Erysiphe abeliicola

Scientific classification
- Kingdom: Fungi
- Division: Ascomycota
- Class: Leotiomycetes
- Order: Helotiales
- Family: Erysiphaceae
- Genus: Erysiphe
- Species: E. abeliicola
- Binomial name: Erysiphe abeliicola U. Braun & S. Takam., 2000
- Synonyms: Microsphaera abeliae Homma, 1937 ;

= Erysiphe abeliicola =

- Genus: Erysiphe
- Species: abeliicola
- Authority: U. Braun & S. Takam., 2000

Species of fungus

Erysiphe abeliicola is a species of powdery mildew in the family Erysiphaceae.
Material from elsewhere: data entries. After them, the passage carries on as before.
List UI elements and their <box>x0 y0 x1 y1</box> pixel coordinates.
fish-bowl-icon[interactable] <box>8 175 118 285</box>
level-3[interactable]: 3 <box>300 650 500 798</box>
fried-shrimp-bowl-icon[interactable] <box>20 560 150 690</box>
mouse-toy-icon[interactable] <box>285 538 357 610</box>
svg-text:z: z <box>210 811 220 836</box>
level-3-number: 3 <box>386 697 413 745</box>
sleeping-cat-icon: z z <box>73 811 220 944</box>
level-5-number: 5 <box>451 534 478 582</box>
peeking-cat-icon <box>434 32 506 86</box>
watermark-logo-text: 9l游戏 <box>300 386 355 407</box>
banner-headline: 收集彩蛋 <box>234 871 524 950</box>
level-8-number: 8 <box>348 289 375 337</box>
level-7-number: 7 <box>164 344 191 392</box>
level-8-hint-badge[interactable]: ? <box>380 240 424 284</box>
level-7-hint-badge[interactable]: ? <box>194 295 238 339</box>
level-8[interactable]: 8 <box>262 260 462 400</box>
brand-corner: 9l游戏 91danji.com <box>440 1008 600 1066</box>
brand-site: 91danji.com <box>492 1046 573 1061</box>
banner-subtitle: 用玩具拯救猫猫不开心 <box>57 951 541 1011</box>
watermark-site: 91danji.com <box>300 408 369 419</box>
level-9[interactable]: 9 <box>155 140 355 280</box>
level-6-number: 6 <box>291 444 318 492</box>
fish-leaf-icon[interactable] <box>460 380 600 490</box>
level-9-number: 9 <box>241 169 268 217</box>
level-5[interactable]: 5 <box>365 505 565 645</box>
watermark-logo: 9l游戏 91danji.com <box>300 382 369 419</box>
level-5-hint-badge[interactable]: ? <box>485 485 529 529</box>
It is found in Japan, where it affects Diabelia.

== Description ==
The fungus forms effuse patches of mycelium on the leaves of its host. Erysiphe abeliicola, like most Erysiphaceae, is highly host-specific and infects only Diabelia. It is only known from Japan.

== Taxonomy ==
The fungus was formally described in 1937 by Homma with the basionym Microsphaera abeliae. The species was transferred to the genus Erysiphe by Braun and Takamatsu in 2000, who gave it the new combination Erysiphe abeliicola, as Erysiphe abeliae had already been described and referred to a different species.